Makassar, Tribun - Setiap perempuan berisiko terkena kanker serviks (kanker mulut rahim) tanpa terkecuali. Makanya, perlu melakukan pencegahan dini agar terhindari dari penyakit mematikan ini.

Demikian disampaikan dr Boyke Dian Nugraha SpOG MARS pada seminar nasional kesehatan reproduksi perempuan dengan tema Deteksi Dini Kanker Serviks yang digelar Adyakasa Supporting House di Ballroom Diamond, Mal Panakkukang, Makassar, Sabtu (5/12).

Kanker serviks memiliki risiko paling tinggi. Setiap dua menit perempuan meninggal karena kanker ini dan menjadi pembunuh nomor satu di Indonesia dibanding kanker-kanker yang lain. Kanker serviks sudah disandingkan dengan penyakit jantung.

"Kalau sudah kena kanker mulut rahim, maka hidup akan sengsara. Untuk mengobatinya pun membutuhkan biaya yang sangat banyak. Jadi, sebaiknya cegah sejak dini," kata dr Boyke.

Kanker serviks disebabkan oleh Human Papiloma Virus (HPV) yang bersifat onkogenik. Ada dua tipe HPV yaitu 16 dan 18 bersama-sama menyebabkan 71 persen kasus kanker serviks.

Diperkirakan sekitar 80 persen perempaun akan terinfeksi HPV semasa hidupnya dan 50 persen diantaranya akan terinfeksi HPV yang menyebabkan kanker serviks. HPV dapat ditularkan melalui hubungan sesksual dan lainnya.

Kebanyakan infeksi awal HPV dan kanker serviks stadium dini berlangsung tanpa menimbulkan gejalah sedikitpun, sehingga penderita masih dapat menjalani kegiatan sehari-hari.

"Itulah makanya, sebaiknya para wanita menjalani papsmears yang dilakukan minimal enam bulan sekali atau sekarang ada popsnet, dengan teknologi komputer. Ini bisa dilakukan dua tahun sekali, untuk menteksi dini kanker serviks," katanya.

Apabila kanker serviks sudah mengalami stadium lanjut, maka akan menimbulkan gejala seperti pendarahan setelah senggama, pendarahan spontan, timbulnya keputihan yang bercampur darah dan berbau, nyeri panggul dan gangguan atau bahkan tidak bisa buang air kecil, serta nyeri saat berhubungan seksual.

Kanker serviks berkaitan dengan pola hidup. Jadi pencegahannya adalah menjalani hidup sehat, deteksi dini, dan vaksinasi.

Dengan deteksi dini, maka kemungkinan untuk sembuhnya sampai 100 persen. Kanker serviks yang ditemukan pada stadium dini dan diobati dengan cepat dan tepat dapat disembuhkan.

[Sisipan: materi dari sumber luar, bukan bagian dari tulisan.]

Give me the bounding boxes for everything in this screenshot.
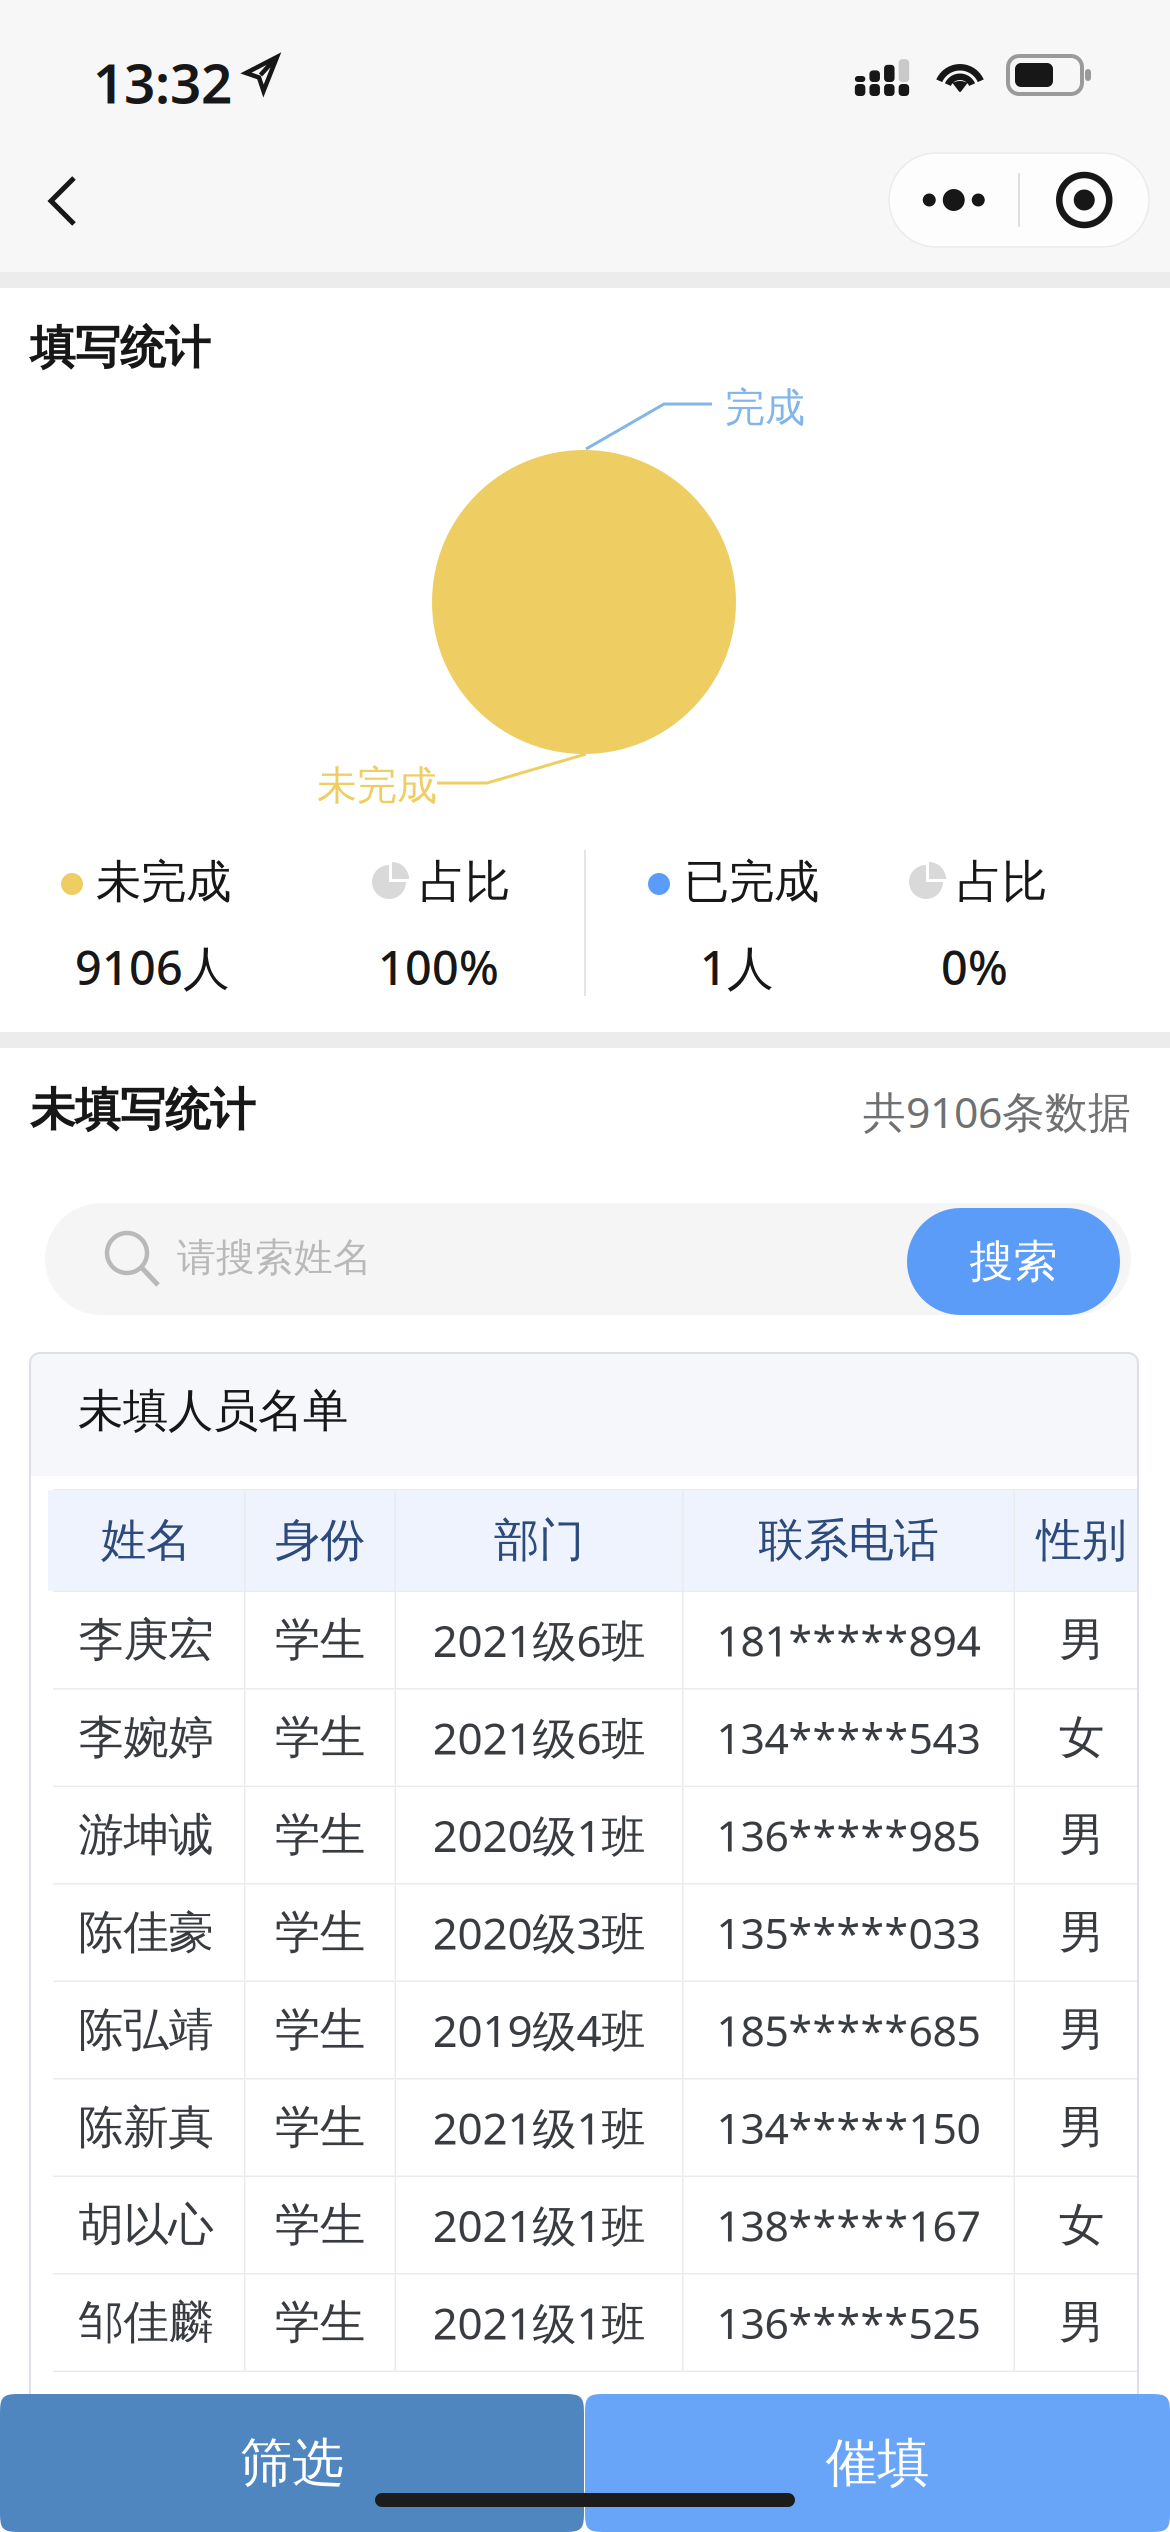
- button[interactable]: Back: [8, 151, 112, 255]
- staticText: 2021级1班: [432, 2293, 646, 2352]
- staticText: 185*****685: [716, 2002, 980, 2058]
- staticText: 2020级1班: [432, 1806, 646, 1864]
- staticText: 男: [1059, 1612, 1104, 1668]
- staticText: 134*****543: [716, 1709, 980, 1766]
- staticText: 学生: [275, 2100, 365, 2155]
- staticText: 李庚宏: [78, 1612, 214, 1668]
- staticText: 男: [1059, 1807, 1104, 1863]
- button[interactable]: 催填: [585, 2394, 1170, 2532]
- staticText: 1人: [700, 936, 774, 998]
- staticText: 13:32: [93, 46, 232, 119]
- staticText: 135*****033: [716, 1904, 980, 1961]
- staticText: 0%: [941, 936, 1008, 998]
- staticText: 陈弘靖: [78, 2002, 214, 2058]
- staticText: 2021级1班: [432, 2196, 646, 2254]
- staticText: 女: [1059, 2197, 1104, 2253]
- staticText: 学生: [275, 2295, 365, 2350]
- button[interactable]: More: [889, 153, 1018, 247]
- staticText: 136*****985: [716, 1807, 980, 1863]
- staticText: 学生: [275, 2197, 365, 2253]
- staticText: 邹佳麟: [78, 2295, 214, 2350]
- staticText: 未完成: [96, 854, 231, 910]
- staticText: 女: [1059, 1710, 1104, 1765]
- staticText: 胡以心: [78, 2197, 214, 2253]
- staticText: 181*****894: [716, 1612, 980, 1668]
- staticText: 学生: [275, 1807, 365, 1863]
- staticText: 未填人员名单: [78, 1383, 348, 1439]
- staticText: 学生: [275, 2002, 365, 2058]
- staticText: 未完成: [317, 761, 437, 810]
- staticText: 学生: [275, 1710, 365, 1765]
- staticText: 李婉婷: [78, 1710, 214, 1765]
- button[interactable]: 筛选: [0, 2394, 584, 2532]
- staticText: 游坤诚: [78, 1807, 214, 1863]
- staticText: 填写统计: [30, 320, 210, 376]
- staticText: 身份: [275, 1513, 365, 1568]
- staticText: 请搜索姓名: [177, 1234, 372, 1282]
- staticText: 联系电话: [758, 1513, 938, 1568]
- staticText: 2021级6班: [432, 1611, 646, 1669]
- staticText: 2021级6班: [432, 1708, 646, 1767]
- staticText: 138*****167: [716, 2197, 980, 2253]
- staticText: 搜索: [970, 1234, 1058, 1288]
- button[interactable]: 搜索: [907, 1208, 1120, 1315]
- staticText: 2020级3班: [432, 1903, 646, 1962]
- staticText: 完成: [725, 383, 805, 432]
- staticText: 男: [1059, 2002, 1104, 2058]
- button[interactable]: Close mini program: [1020, 153, 1149, 247]
- staticText: 共9106条数据: [863, 1083, 1131, 1140]
- staticText: 陈新真: [78, 2100, 214, 2155]
- staticText: 134*****150: [716, 2099, 980, 2156]
- staticText: 未填写统计: [30, 1082, 255, 1138]
- staticText: 占比: [957, 854, 1047, 910]
- staticText: 2021级1班: [432, 2098, 646, 2157]
- staticText: 占比: [420, 854, 510, 910]
- staticText: 部门: [494, 1513, 584, 1568]
- staticText: 100%: [378, 936, 499, 998]
- staticText: 2019级4班: [432, 2001, 646, 2059]
- staticText: 男: [1059, 1905, 1104, 1960]
- staticText: 9106人: [75, 936, 230, 998]
- staticText: 已完成: [684, 854, 819, 910]
- staticText: 学生: [275, 1612, 365, 1668]
- staticText: 学生: [275, 1905, 365, 1960]
- staticText: 男: [1059, 2295, 1104, 2350]
- staticText: 姓名: [101, 1513, 191, 1568]
- staticText: 男: [1059, 2100, 1104, 2155]
- staticText: 筛选: [240, 2431, 344, 2495]
- staticText: 陈佳豪: [78, 1905, 214, 1960]
- staticText: 催填: [826, 2431, 930, 2495]
- staticText: 性别: [1036, 1513, 1126, 1568]
- staticText: 136*****525: [716, 2294, 980, 2351]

Selain itu, dengan vaksinasi yang merupakan pencegahan primer untuk mencegah terjadinya infeksi HPV 16 dan 18 yang menyebabkan 71 persen kasus kanker serviks.

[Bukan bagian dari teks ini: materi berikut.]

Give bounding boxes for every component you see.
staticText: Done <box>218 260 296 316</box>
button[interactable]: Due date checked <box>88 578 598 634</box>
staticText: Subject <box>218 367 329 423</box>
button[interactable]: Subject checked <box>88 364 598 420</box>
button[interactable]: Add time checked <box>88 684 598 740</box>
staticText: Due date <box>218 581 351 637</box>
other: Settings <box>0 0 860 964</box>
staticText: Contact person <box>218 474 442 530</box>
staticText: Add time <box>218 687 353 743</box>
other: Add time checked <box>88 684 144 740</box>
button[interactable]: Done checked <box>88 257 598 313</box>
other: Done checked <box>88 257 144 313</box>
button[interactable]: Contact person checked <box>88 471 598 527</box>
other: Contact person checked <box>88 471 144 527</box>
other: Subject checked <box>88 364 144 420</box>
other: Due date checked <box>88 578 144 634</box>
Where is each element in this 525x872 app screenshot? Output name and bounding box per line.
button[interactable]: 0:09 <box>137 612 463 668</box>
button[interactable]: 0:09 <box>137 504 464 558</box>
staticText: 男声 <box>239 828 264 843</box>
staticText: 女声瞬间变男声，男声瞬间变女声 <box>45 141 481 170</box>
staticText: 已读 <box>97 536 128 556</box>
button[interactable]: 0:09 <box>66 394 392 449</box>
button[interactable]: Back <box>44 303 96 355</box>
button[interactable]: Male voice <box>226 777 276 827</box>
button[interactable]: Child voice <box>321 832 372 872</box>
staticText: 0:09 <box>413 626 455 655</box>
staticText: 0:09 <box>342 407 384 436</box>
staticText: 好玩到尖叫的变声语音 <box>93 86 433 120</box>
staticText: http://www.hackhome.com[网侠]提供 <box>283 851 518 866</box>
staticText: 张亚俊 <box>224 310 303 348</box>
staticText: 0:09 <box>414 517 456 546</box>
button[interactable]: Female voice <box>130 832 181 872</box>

Melalui vaksinasi, diharapkan dapat memberikan perlindungan terhadap infeksi HPV 16 dan 18. Juga memberikan perlindungan silang terhadap infeksi HPV lainnya

Vaksinasi sebaiknya diberikan sedini mungkin dengan rekomendasi Ikatan Dokter Anak Indonesia (IDAI) dan Himpunan Onkologi-Ginekologi Indonesia (HOGI). Vaksinasi bisa diberikan pada usia 9-55 tahun.

Vaksin dilakukan dalam tiga tahap pemberian melalui suntikan yaitu bulan ke-0, dilanjutkan lagi pada bulan pertama atau kedua, dan dilakukan lagi pada bulan ke-6.(apriani landa)

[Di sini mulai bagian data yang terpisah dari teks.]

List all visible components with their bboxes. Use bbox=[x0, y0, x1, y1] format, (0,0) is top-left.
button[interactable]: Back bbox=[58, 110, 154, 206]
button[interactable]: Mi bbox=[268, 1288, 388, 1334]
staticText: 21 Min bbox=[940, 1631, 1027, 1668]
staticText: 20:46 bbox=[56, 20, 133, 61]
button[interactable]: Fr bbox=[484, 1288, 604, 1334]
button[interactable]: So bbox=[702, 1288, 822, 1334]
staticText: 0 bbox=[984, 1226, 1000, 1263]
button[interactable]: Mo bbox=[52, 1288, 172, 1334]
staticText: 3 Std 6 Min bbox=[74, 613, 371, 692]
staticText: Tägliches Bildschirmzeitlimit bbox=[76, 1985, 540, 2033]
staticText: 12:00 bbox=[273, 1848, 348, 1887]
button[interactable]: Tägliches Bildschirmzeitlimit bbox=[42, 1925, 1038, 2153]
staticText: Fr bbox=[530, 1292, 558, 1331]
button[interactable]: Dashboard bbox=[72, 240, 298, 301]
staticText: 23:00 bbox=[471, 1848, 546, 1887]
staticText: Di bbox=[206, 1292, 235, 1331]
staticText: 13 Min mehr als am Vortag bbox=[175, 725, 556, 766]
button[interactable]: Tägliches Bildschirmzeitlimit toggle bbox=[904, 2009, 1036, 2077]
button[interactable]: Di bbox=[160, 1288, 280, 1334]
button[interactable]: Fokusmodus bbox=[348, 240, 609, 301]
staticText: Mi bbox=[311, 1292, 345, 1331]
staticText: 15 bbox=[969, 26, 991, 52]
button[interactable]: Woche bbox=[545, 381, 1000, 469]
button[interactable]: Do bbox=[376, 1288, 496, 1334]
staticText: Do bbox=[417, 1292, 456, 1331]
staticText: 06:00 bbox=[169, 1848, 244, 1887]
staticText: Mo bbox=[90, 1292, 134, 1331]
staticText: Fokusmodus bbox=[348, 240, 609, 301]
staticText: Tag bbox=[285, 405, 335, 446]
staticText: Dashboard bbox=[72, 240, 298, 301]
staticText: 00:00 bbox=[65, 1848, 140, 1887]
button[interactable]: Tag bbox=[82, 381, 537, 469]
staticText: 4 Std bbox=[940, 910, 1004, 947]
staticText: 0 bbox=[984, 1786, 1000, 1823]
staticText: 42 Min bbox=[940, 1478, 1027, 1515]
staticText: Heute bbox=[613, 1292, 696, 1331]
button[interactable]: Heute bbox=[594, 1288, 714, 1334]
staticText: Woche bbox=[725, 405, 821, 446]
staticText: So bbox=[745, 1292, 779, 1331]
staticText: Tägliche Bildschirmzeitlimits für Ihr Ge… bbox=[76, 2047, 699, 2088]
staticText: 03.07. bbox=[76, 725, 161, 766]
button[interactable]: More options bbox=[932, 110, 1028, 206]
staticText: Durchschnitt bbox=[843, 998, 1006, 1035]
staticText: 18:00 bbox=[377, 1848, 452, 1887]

Idealnya Wanita Dewasa Jalani Pemeriksaan Kanker Serviks




Surabaya - Bagi wanita yang sudah menikah ataupun belum menikah namun pernah melakukan hubungan seksual, diminta menjalani pemeriksaan pap smear. Pasalnya pap smear merupakan standar pemeriksaan deteksi dini kanker serviks.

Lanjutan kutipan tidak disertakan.